What I Learned from Attending Obsidian University

Obsidian University is a live-cohort-based course and community created by Mike Schmitz. He is also the co-host of the Focused podcast, which I have been a longtime listener of. Obsidian is a markdown-based note-taking app used by many to create Personal Knowledge Management (PKM) Systems. It is very powerful, thanks to its plugin architecture, which allows users to customize the app to suit their needs. With power also comes complexity, and it felt to me like I had to read books on PKM and watch a ton of YouTube tutorials to implement my own PKM system in Obsidian. Well, I did, and I still failed. So when Mike announced in his newsletter that he was going to start Obsidian University, I immediately signed up. The first cohort has now completed, and I have learned a ton. I have my PKM system set up, and this blog post is the first output I am creating using it. So here are the things that stood out to me when I attended the course:

Sense of Community

I was surprised by the energy and sense of community Mike was able to create from minute one. He was always early for the meeting, allowing participants who showed up a few minutes early to have an informal chat. My friends and family consider me somewhat whimsical for being so much into PKM, but here were so many people interested in the same thing and eager to share their ideas, stories, and approaches. I felt right at home. This feeling continued throughout the course, and I am really happy that Mike announced he is going to continue doing weekly Q&A calls where we can ask questions but also share our ideas and show our own setups. I am really excited for this to continue.
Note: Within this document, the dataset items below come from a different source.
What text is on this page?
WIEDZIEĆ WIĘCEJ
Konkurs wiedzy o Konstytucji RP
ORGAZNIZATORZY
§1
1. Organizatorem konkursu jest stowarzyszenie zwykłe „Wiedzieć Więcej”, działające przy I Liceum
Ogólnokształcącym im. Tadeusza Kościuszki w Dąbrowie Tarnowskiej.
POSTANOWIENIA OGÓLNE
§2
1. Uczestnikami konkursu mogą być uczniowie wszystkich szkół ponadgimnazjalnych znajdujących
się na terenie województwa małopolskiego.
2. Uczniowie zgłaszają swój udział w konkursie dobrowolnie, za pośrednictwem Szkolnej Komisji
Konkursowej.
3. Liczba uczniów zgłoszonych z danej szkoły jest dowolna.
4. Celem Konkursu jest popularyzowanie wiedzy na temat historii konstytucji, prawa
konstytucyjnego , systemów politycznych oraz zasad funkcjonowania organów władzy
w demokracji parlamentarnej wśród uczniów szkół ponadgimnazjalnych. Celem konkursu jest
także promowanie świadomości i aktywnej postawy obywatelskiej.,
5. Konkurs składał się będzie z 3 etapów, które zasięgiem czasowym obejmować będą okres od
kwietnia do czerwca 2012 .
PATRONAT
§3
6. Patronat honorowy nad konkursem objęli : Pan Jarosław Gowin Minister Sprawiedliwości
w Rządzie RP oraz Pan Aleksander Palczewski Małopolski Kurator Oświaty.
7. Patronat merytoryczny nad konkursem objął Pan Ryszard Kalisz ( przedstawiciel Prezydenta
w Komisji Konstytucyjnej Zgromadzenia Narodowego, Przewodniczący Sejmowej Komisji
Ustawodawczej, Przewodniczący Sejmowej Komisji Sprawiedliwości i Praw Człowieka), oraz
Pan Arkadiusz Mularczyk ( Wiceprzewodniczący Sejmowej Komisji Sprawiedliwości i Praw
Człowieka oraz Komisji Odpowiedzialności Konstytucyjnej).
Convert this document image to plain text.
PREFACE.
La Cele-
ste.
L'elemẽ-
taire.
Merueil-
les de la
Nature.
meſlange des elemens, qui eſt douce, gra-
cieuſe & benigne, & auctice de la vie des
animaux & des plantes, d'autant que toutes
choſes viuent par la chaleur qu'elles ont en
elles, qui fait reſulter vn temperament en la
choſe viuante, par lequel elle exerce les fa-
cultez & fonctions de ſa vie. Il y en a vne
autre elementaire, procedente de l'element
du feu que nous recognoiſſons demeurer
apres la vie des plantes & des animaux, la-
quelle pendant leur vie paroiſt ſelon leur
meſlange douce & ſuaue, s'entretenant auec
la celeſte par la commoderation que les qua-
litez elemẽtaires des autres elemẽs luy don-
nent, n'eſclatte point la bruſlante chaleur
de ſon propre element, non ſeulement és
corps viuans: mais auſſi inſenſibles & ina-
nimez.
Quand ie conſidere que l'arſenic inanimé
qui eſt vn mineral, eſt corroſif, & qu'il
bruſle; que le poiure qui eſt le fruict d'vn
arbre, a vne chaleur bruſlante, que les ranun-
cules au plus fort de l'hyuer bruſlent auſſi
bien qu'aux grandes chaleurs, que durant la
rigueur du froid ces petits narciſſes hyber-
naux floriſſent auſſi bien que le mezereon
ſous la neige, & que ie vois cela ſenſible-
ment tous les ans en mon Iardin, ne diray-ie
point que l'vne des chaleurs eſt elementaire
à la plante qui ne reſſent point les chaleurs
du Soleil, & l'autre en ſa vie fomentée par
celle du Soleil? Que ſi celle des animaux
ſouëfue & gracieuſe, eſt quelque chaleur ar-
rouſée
I know there are a ton of PKM Slacks, Discords, etc. out there, but for me, it feels much nicer and safer to share my questions and ideas in this closed group of equally enthusiastic people rather than doing so on the open web.

My Aha Moment

I read many books and blog posts on PKM and also watched a lot of YouTube content on the topic, but I could never get it to stick. But when Mike explained Atomic Notes to us, it finally clicked for me, and suddenly everything made much more sense. Right away, I started breaking up my existing notes into atomic ones and was immediately able to uncover connections to notes in other areas. This realization alone made this course worth it for me. So much so, that I had to reach out to Mike afterward and share this with him.

Too Many Plugins

While plugins are the most powerful feature in Obsidian, they are also its biggest weakness. It is so easy to get lost in the sea of plugins and just fiddle with the knobs instead of making progress in our thinking. YouTube is full of content like "here are the 30 most important plugins for Obsidian." I don't blame creators for producing this kind of content. It resonates well with the audience. And so, it was also inevitable in this course that plugins were a big recurring theme throughout the sessions. Judging by the questions after the sessions and the topics brought up on Q&A calls, plugins were also in high demand. But still, I wished the PKM community, in general, would focus more on the systems level and less on the shiny stuff.

Obsidian University is About More Than PKM

Mike Schmitz is not only an expert in Obsidian, but he also leads an intentional and meaningful life. He has this whole system in place that helps him decide what to focus on and how to balance his different roles in life. It all revolves around daily notes and personal retreats. Every three months, he takes one day off to reflect and think. In one session, he shared with us his process in Obsidian, in which he uses the data from his daily notes to inform his thinking during the personal retreat. What made this session so powerful is that Mike made it very concrete by going step-by-step through his last personal retreat. I don't think that was strictly necessary, but it made the idea very tangible and turned the session into a very intimate and special experience. So thank you, Mike, for opening up and making yourself vulnerable!

My Hopes for the Future of Obsidian University

I am really glad that the community will exist beyond this course, and I am looking forward to continuing to learn from Mike and the members of the community. I hope, though, that we can shift a bit away from talking about tooling and towards talking about systems instead. Furthermore, I hope that we go beyond PKM and discuss how we can use these tools to lead more meaningful lives.